QUEENSLAND Workplace Health and Safety are continuing investigations into the circumstances surrounding the death of a 27-year-old German backpacker.
Described by friends as a “strong woman”, Jennifer Kohl is the latest backpacker to die while working on an Australian farm after she was crushed by a ride-on lawnmower.
On December 8, Ms Kohl and a male were on the ride-on mower when it rolled off the side of a hill and pinned her beneath it.
Emergency services rushed to the Macdonnell Rd property in Tamborine Mountain but she died at the scene.
Ms Kohl, of Leipzig, Germany, had been working at an avocado farm on the Gold Coast hinterland for a second year working holiday visa.

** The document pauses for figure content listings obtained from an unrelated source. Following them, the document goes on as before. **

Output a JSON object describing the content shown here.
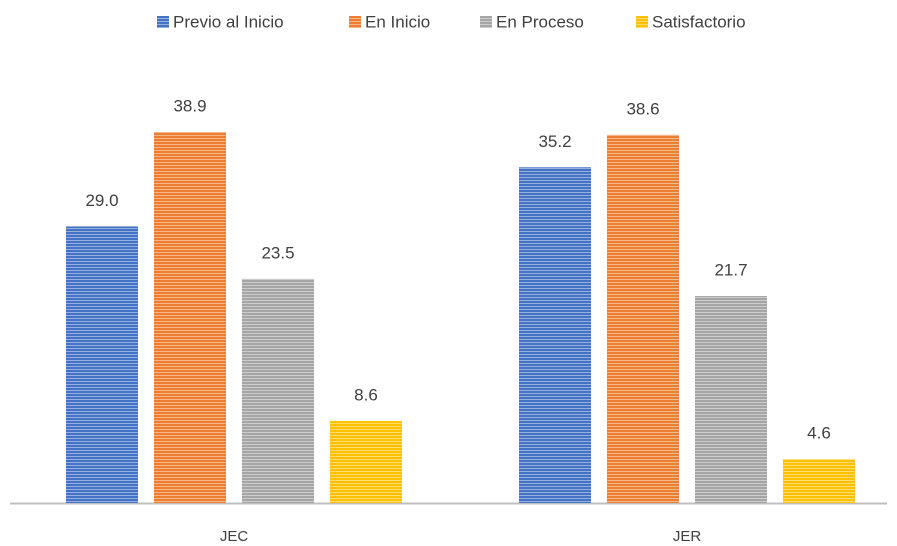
{
  "chart_data": {
    "type": "bar",
    "categories": [
      "JEC",
      "JER"
    ],
    "series": [
      {
        "name": "Previo al Inicio",
        "color": "#4472c4",
        "values": [
          29.0,
          35.2
        ],
        "value_labels": [
          "29.0",
          "35.2"
        ]
      },
      {
        "name": "En Inicio",
        "color": "#ed7d31",
        "values": [
          38.9,
          38.6
        ],
        "value_labels": [
          "38.9",
          "38.6"
        ]
      },
      {
        "name": "En Proceso",
        "color": "#a5a5a5",
        "values": [
          23.5,
          21.7
        ],
        "value_labels": [
          "23.5",
          "21.7"
        ]
      },
      {
        "name": "Satisfactorio",
        "color": "#ffc000",
        "values": [
          8.6,
          4.6
        ],
        "value_labels": [
          "8.6",
          "4.6"
        ]
      }
    ],
    "legend": "top"
  }
}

The program, which sees thousands of foreigners travel to remote and rural locations to work on farms for an extra year in Australia, has become increasingly controversial after a spate of fatal accidents and murders.

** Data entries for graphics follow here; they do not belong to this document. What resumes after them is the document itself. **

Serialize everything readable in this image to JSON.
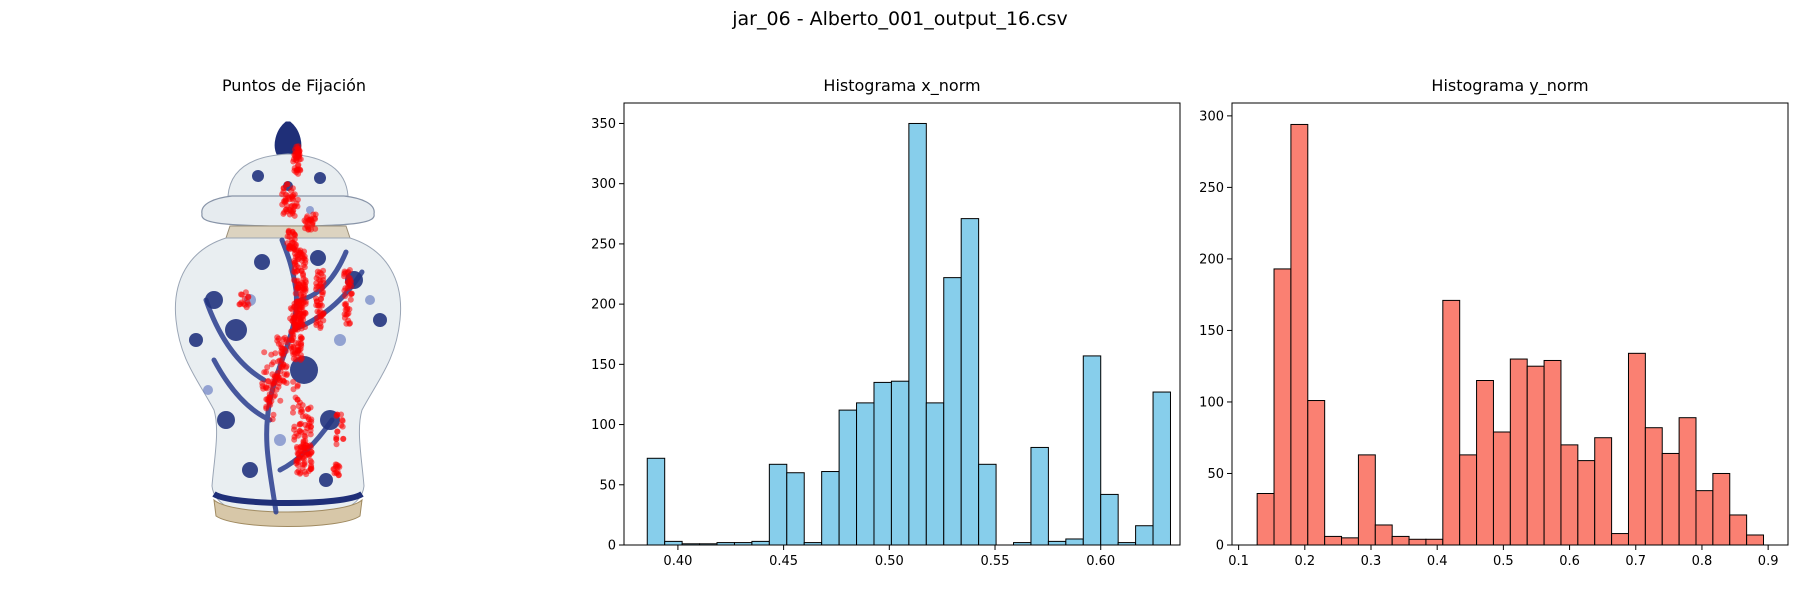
{
  "suptitle": "jar_06 - Alberto_001_output_16.csv",
  "panels": {
    "image_title": "Puntos de Fijación",
    "hist_x_title": "Histograma x_norm",
    "hist_y_title": "Histograma y_norm"
  },
  "colors": {
    "x_bars": "#87ceeb",
    "y_bars": "#fa8072",
    "fixation_points": "#ff0000",
    "vase_body": "#e9eef1",
    "vase_pattern": "#1f2f78"
  },
  "chart_data": [
    {
      "type": "scatter",
      "title": "Puntos de Fijación",
      "description_kind": "image-with-fixations",
      "axes_visible": false
    },
    {
      "type": "bar",
      "title": "Histograma x_norm",
      "xlabel": "",
      "ylabel": "",
      "bin_start": 0.3855,
      "bin_width": 0.00825,
      "values": [
        72,
        3,
        1,
        1,
        2,
        2,
        3,
        67,
        60,
        2,
        61,
        112,
        118,
        135,
        136,
        350,
        118,
        222,
        271,
        67,
        0,
        2,
        81,
        3,
        5,
        157,
        42,
        2,
        16,
        127
      ],
      "xlim": [
        0.3745,
        0.6375
      ],
      "ylim": [
        0,
        367
      ],
      "xticks": [
        0.4,
        0.45,
        0.5,
        0.55,
        0.6
      ],
      "xtick_labels": [
        "0.40",
        "0.45",
        "0.50",
        "0.55",
        "0.60"
      ],
      "yticks": [
        0,
        50,
        100,
        150,
        200,
        250,
        300,
        350
      ],
      "ytick_labels": [
        "0",
        "50",
        "100",
        "150",
        "200",
        "250",
        "300",
        "350"
      ]
    },
    {
      "type": "bar",
      "title": "Histograma y_norm",
      "xlabel": "",
      "ylabel": "",
      "bin_start": 0.128,
      "bin_width": 0.0255,
      "values": [
        36,
        193,
        294,
        101,
        6,
        5,
        63,
        14,
        6,
        4,
        4,
        171,
        63,
        115,
        79,
        130,
        125,
        129,
        70,
        59,
        75,
        8,
        134,
        82,
        64,
        89,
        38,
        50,
        21,
        7
      ],
      "xlim": [
        0.09,
        0.93
      ],
      "ylim": [
        0,
        309
      ],
      "xticks": [
        0.1,
        0.2,
        0.3,
        0.4,
        0.5,
        0.6,
        0.7,
        0.8,
        0.9
      ],
      "xtick_labels": [
        "0.1",
        "0.2",
        "0.3",
        "0.4",
        "0.5",
        "0.6",
        "0.7",
        "0.8",
        "0.9"
      ],
      "yticks": [
        0,
        50,
        100,
        150,
        200,
        250,
        300
      ],
      "ytick_labels": [
        "0",
        "50",
        "100",
        "150",
        "200",
        "250",
        "300"
      ]
    }
  ]
}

Speaking to the Brisbane Times, one of Ms Kohl’s best friends, Mathias, said she had “enriched” his life.
“She was my best friend for over 10 years and she accompanied me through good and bad times,” he told the publication.
“She was the one who gave me the power and motivation not to give up over and over again in just a unique way that I never seen before.
“She really meant (a) lot to me and with the news of her death I definitely lost a part of my life ... but she taught me to be a fighter and this is something I thank her (for). I will remember her as a strong woman, as someone who has enriched my life and I’m happy and proud to have met her.”
Workplace Health and Safety Queensland said investigations into Ms Kohl’s death are ongoing and a report will be prepared for the coroner.
Ms Kohl’s death is yet another tragedy tainting Australia’s controversial backpacker industry.
In August last year, 20-year-old Mia Ayliffe-Chung was stabbed to death by a French backpacker in north Queensland while working for her second year working holiday visa.
Another backpacker, 30-year-old Thomas Jackson, was also killed trying to protect Mia as she was repeatedly stabbed.
In March, Mia’s mother Rose launched a scathing attack against Australia’s second year working holiday visa program.
In an article for The Telegraph UK, Ms Ayliffe-Chung said the visa program is “so badly run it often amounts to little more than modern-day slavery for these young adults”.
“Put bluntly, they are exploited into carrying out Australians’ dirtiest, unsafest work for them, in the most remote and inhospitable areas of that vast country,” she wrote.